Ces rapports domestiques ont été tissés
autour de la voie utérine d'où le rôle important du neveu
et même de l'oncle. Durant une époque encore lointaine
c'est-à-dire où l'Islam n'était qu'embryonnaire c'est le
neveu qui héritait à la place des fils de l'oncle. Cette
prédominance de la ligue utérine depuis que l'islamisation s'est
accélérée n'est plus que symbolique même si
aujourd'hui le neegu ndey s'affirme comme le dépositaire du pouvoir
familial des Lebu de Ndayane. En cela il possède la primauté des
décisions en matière d'alliance.
Ce symbolisme du système matrilinéaire prend
racine dans la forme de socialisation en cours chez la nouvelle
génération.
En effet, dès son âge, le jeune garçon est
mis en contact direct avec son oncle soit par des visites constantes chez lui,
soit en étant près de lui durant un moment (dès
l'âge de six ans).
L'oncle au même titre que ses fils est obligé
d'assimiler son neveu à ses propres fils.
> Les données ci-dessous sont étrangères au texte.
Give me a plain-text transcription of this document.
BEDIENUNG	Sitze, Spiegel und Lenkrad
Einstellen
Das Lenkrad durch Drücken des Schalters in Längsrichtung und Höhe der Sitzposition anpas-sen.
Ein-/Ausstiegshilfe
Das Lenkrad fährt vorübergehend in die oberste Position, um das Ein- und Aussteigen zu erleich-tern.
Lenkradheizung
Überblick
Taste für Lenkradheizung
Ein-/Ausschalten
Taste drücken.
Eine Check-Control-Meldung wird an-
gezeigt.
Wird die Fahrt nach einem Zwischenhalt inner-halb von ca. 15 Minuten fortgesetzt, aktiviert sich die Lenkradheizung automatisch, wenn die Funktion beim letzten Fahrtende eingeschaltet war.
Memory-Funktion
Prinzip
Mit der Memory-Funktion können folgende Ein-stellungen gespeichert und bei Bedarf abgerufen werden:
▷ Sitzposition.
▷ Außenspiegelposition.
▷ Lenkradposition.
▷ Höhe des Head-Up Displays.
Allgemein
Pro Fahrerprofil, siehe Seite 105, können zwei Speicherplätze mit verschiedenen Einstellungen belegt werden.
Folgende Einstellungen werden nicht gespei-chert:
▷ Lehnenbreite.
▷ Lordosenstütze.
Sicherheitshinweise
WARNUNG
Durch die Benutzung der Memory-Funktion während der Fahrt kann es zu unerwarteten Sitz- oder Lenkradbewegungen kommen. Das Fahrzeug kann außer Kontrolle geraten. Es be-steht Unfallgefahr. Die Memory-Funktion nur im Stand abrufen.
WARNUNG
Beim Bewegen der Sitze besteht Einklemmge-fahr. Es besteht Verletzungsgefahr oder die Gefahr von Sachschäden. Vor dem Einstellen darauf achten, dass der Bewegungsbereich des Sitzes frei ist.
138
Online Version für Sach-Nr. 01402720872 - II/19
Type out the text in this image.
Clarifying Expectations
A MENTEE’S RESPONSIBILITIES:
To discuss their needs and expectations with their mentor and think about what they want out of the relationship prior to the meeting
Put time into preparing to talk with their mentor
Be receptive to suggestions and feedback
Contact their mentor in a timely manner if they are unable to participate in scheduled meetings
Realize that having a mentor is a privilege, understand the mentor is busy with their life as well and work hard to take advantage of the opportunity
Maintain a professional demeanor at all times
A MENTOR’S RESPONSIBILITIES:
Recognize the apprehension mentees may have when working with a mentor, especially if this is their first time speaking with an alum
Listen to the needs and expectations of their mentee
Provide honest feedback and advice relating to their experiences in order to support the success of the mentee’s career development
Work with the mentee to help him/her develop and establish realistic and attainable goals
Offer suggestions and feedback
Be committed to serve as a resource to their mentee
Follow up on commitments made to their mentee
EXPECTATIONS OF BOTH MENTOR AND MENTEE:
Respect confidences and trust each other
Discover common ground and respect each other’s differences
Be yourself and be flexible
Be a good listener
Dans un contexte pareil, il
n'est pas rare de voir certaines soeurs déléguer
l'éducation et la formation dans le cadre de la pêche de leurs
enfants à leurs frères. La pirogue du nijaay est souvent la base
de la formation du jeune pêcheur.
Aujourd'hui c'est la soeur du frère qui prend en charge
l'habit du circoncis.
Le corollaire du système matrilinéaire ici est
le mariage par cousin croisé même si aujourd'hui, il a perdu son
lustre d'antan.
L'organisation familiale ainsi bâtie va être le
socle de la culture de cette population.